Despite all of Bill's progress, he is quickly falling out of favor with his new boss, CEO Steve. After another major outage and some harsh words, the two finally make up and get the team back together to figure out how to actually fix the problems that the company has created for itself. Erik helps Bill convince Steve to institute a project freeze to free up resources to work on the critical Phoenix project, which they are banking is the only hope to save the company from going under.
By Chapter 20, page 208, Erik and Bill are discussing WIP again and defining what a work center is... "every work center is made up of four things: the machine, the man, the method and the measures." Having personnel assigned to too many work centers is so ineffecient and is the crux of Brent being the constraint to so many projects. Erik introduces an interesting concept on page 213 showing that the wait time for any piece of work can be calculated by dividing the percentage that a resource is busy by the percentage that resource is idle. "When a resource is ninety-nine percent utilized, you have to wait ninety-nine times as long as if that resource is fifty percent utilized."
Another interesting character in the story is John, the CISO. John is a fanatic about security, but in typical Infosec fashion runs around barking out orders that he claims are mandated by some policy or regulation or auditor. In Chapter 22, Erik finally puts John in his place by showing that none of the controls that he has attempted to put in place have any impact on the business' ability to manage risk. After that John disappears for several weeks. And finally re-emerges as a changed man ready to finally look IT through the lens of the business' priorities.
Once Bill and John realize what the business' metrics for success are, they come to a hard realization that the Phoenix project will never fulfill the needs of the business in the project's current form. Bill puts together a proposal to build a SWAT team that will work in parallel with the Phoenix project but with permission to break all of the rules in order to help the business make its numbers. The new processes that emerge from this SWAT team are the fundamentals of #DevOps.
Like I mentioned earlier, the book is phenomenal, extremely well written and easy to follow. [Spoiler Alert] Of course everything works out by the end of this fictional tale, but most of the lessons really do work in real life... IF
Now here's where the story becomes somewhat of a fantasy apart from real life.
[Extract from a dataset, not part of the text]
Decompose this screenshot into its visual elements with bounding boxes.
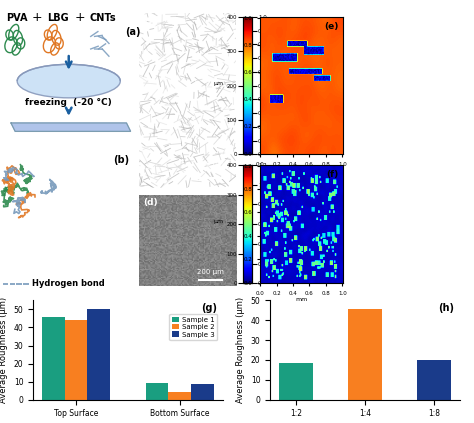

In several of the situations I have been in or seen unfold in the past, senior management hasn't been willing to really look in the mirror and recognize that they don't really understand technology. And if they are having trouble understanding it then they are really going to have trouble managing it. Some of this stuff should be basic project management 101. It always amazes me how many project managers and senior management figures at some companies measure success by completing a project on time, and slightly over budget. But they don't analyze the success of the project in terms of actual return on effort to the business (maybe because they don't want to admit their pet project didn't achieve the objectives they claimed it would).
Not everyone in the IT world gets a personal Jonah or Erik to guide them through the murky waters of IT management and give credibility to the ideas and initiatives that you want to champion. If you find yourself with a team to manage, hopefully this book along with some of the other resources mentioned can strengthen your decision making abilities to help your team and your company to succeed in this crazy new world of #DevOps.
One other thing to note is that the artwork on the cover of the book is pretty cool!